Skocz do zawartości

Zmiana przyłącza budowlanego na docelowe


Recommended Posts

Witam: mam pytanie
Prowadzę firmę elektryczną ( kiedyś 10 lat pracowałem jako elektroinstalator w innej firmie postanowiłem otworzyć własną)
nigdy nie zajmowałem się papierkową robotą z tąd pytanie.
A mianowicie. zrobiłem instalacje w domu jednorodzinnym
Przyłącze z którego teraz korzysta klient to przyłącze budowlane zasilone kablem YKY 5x10 ( od licznika na słupie energetycznym ziemią do rozdzielki budowlanej przed domem)

Teraz tak klien chce tym samym kablem zasilić dom i tu moje pytanie
Czy mogę tak po prostu odłączyć rozdzielke budowlaną i podlączyć tą w domu
i wypisać wniosek o stanie tech. instalacji czy najpierw muszę poinformować TAURON i w jaki sposób?

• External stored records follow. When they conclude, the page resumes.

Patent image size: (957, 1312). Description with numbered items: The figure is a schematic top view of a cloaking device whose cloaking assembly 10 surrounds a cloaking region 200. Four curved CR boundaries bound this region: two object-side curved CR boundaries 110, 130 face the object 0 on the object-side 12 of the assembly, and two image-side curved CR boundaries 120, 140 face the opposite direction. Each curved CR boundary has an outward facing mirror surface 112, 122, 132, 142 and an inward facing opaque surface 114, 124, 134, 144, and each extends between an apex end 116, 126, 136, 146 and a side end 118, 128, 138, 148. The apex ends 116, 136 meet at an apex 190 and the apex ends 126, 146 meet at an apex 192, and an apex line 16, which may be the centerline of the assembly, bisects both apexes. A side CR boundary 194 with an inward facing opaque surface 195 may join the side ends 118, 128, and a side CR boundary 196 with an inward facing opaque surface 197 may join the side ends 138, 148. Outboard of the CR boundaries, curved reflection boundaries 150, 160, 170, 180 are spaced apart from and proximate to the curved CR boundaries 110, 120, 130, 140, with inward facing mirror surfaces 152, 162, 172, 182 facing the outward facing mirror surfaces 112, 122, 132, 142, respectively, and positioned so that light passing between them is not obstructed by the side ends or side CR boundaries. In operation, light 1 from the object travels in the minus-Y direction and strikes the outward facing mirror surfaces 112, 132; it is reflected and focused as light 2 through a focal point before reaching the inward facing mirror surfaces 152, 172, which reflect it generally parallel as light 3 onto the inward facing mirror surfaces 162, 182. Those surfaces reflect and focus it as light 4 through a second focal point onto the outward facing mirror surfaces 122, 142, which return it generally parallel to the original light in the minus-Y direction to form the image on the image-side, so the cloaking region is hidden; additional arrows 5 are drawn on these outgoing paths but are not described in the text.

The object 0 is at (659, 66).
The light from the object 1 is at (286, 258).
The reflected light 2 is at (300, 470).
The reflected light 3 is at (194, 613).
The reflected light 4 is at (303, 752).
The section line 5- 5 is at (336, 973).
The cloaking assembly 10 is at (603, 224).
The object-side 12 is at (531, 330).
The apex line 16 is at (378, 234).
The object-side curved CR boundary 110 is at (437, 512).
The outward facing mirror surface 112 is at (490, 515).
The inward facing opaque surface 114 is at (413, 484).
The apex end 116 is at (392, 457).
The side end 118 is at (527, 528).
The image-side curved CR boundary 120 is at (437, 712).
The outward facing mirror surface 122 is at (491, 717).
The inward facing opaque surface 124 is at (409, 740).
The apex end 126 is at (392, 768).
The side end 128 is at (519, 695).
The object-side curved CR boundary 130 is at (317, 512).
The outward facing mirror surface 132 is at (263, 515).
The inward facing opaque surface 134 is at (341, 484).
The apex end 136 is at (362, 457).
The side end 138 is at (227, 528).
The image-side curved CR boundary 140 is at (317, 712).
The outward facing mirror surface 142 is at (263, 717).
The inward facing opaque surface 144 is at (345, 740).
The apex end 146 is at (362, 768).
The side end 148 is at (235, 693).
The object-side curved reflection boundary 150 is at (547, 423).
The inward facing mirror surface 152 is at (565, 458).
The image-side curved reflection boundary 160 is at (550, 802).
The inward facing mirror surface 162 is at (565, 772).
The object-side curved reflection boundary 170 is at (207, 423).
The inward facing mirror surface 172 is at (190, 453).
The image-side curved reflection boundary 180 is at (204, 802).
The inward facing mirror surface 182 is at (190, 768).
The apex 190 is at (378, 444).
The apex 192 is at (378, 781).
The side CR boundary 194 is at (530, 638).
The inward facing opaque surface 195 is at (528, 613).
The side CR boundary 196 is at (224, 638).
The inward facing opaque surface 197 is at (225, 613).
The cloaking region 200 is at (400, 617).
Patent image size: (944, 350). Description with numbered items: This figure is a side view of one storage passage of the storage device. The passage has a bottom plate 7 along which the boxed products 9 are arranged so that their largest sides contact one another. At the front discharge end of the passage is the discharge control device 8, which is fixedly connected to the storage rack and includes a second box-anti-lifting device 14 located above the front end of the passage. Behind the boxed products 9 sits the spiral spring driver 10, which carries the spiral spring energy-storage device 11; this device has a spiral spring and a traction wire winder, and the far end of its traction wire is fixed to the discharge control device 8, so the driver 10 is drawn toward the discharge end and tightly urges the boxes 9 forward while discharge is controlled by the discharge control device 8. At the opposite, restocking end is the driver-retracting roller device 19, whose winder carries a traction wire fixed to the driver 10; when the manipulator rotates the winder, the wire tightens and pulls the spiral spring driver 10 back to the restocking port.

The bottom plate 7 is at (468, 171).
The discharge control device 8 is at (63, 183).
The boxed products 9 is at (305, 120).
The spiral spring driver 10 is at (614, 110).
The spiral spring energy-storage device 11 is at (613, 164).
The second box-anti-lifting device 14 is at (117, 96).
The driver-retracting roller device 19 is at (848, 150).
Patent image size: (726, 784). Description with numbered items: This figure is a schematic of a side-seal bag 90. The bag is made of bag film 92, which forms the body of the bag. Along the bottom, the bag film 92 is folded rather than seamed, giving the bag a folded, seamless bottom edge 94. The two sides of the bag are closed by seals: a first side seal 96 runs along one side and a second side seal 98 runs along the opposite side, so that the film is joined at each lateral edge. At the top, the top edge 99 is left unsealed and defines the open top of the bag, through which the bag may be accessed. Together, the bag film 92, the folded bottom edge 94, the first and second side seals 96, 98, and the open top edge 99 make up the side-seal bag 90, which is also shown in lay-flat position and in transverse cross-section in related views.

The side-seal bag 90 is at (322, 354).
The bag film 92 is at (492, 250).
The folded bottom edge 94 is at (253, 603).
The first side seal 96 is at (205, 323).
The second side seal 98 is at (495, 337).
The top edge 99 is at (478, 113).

Słyszałem że klient musi wypełnić nowy wniosek o przyłącze docelowe domu

Nie wiem w jaki sposób to rozwiązać
Prosił bym o podpowiedzi
Pozdrawiam Radosław
Link do komentarza
Dokładnie tak, jak napisał mhtyl. Zmiana przyłącza na docelowe wymaga zgłoszenia do ZE. Czy fizycznie da się wykorzystać istniejący kabel, tego nie wiem. ZE może wymyślić, że złacze docelowe (skrzynka z licznikiem) ma byc w innym miejscu niż tymczasowe. Najczęściej docelowe jest w linii ogrodzenia. No i kwestia mocy przyłaczeniowej jaką klient będzie chciał miec jako docelową. Może być zbyt duża dla tego kabla.
A tak na marginesie, co ZE to inne wymagania, więc trzeba dowiadywać się u nich.
Link do komentarza
Cytat

Teraz jest zabezpieczenie 3x25A moc 17.3 kW budowlane
Przewód YKY 5x10
Moc przyłączeniowa zostanie taka sama nie bedzie zmiany
A przewód specjalnie kupił 5x10 zeby już był do docelowego przyłącza
Bo kupować drugi raz 70m YKY 5x10 to nie mały wydatek


Zabezpieczenie na okres budowy jest mniejsze niż docelowe, no chyba że Tauron ma inaczej.
Czyli trzeba zgłosić do ZE.
A czy ma już odbiór domu?
Link do komentarza
Odbioru domu nie ma jeszcze
Ma stan surowy zamknięty

i teraz nie wiem czy wziąść ten przewód z rozdzielki budowlanej i wpiąć go do tej w domu bo przeciez musi miec jakieś zasilanie i wypisać wniosek o stanie technicznym instalacji i czekać az ZE przyjedzie i zrobi nowe przyłącze czy mam czekać aż będzie nowe przylącze i dopiero to poprzepinać
Link do komentarza
W praktyce przepiąć możesz, bo przecież plomby ZE są przy liczniku (w złączu). A czy zasilasz z tego rozdzielnice w domu czy przed domem, to co za różnica?
Zrób tylko wszystko tak, aby w razie konieczności dało się zastąpić ten wprowadzony do domu kabel innym.
A zabezpieczenie przedlicznikowe w złączu budowlanym jest zwykle na mniejszy prąd właśnie dlatego, że i zadeklarowana moc przyłaczeniowa jest zwykle mniejsza. Inna sprawa, że ZE traktują to zabezpieczenie głównie jako ogranicznik mocy, co w gruncie rzeczy jest głupotą i barbarzyństwem.
Link do komentarza
Cytat

Odbioru domu nie ma jeszcze
Ma stan surowy zamknięty


Jak nie ma odbioru to może zapomnieć o zmianie taryfy z budowlanej na docelową.

Cytat

i teraz nie wiem czy wziąść ten przewód z rozdzielki budowlanej i wpiąć go do tej w domu bo przeciez musi miec jakieś zasilanie i wypisać wniosek o stanie technicznym instalacji i czekać az ZE przyjedzie i zrobi nowe przyłącze czy mam czekać aż będzie nowe przylącze i dopiero to poprzepinać


Aby podpiąć dom możesz spokojnie podłączyć tym kablem co idzie ze skrzynki budowlanej.
O stanie technicznym instalacji elektrycznej to będzie papierek potrzebny do odbioru, Z raczej tego nie wymaga.

Cytat

Witam: mam pytanie
Prowadzę firmę elektryczną ( kiedyś 10 lat pracowałem jako elektroinstalator w innej firmie postanowiłem otworzyć własną)
nigdy nie zajmowałem się papierkową robotą z tąd pytanie.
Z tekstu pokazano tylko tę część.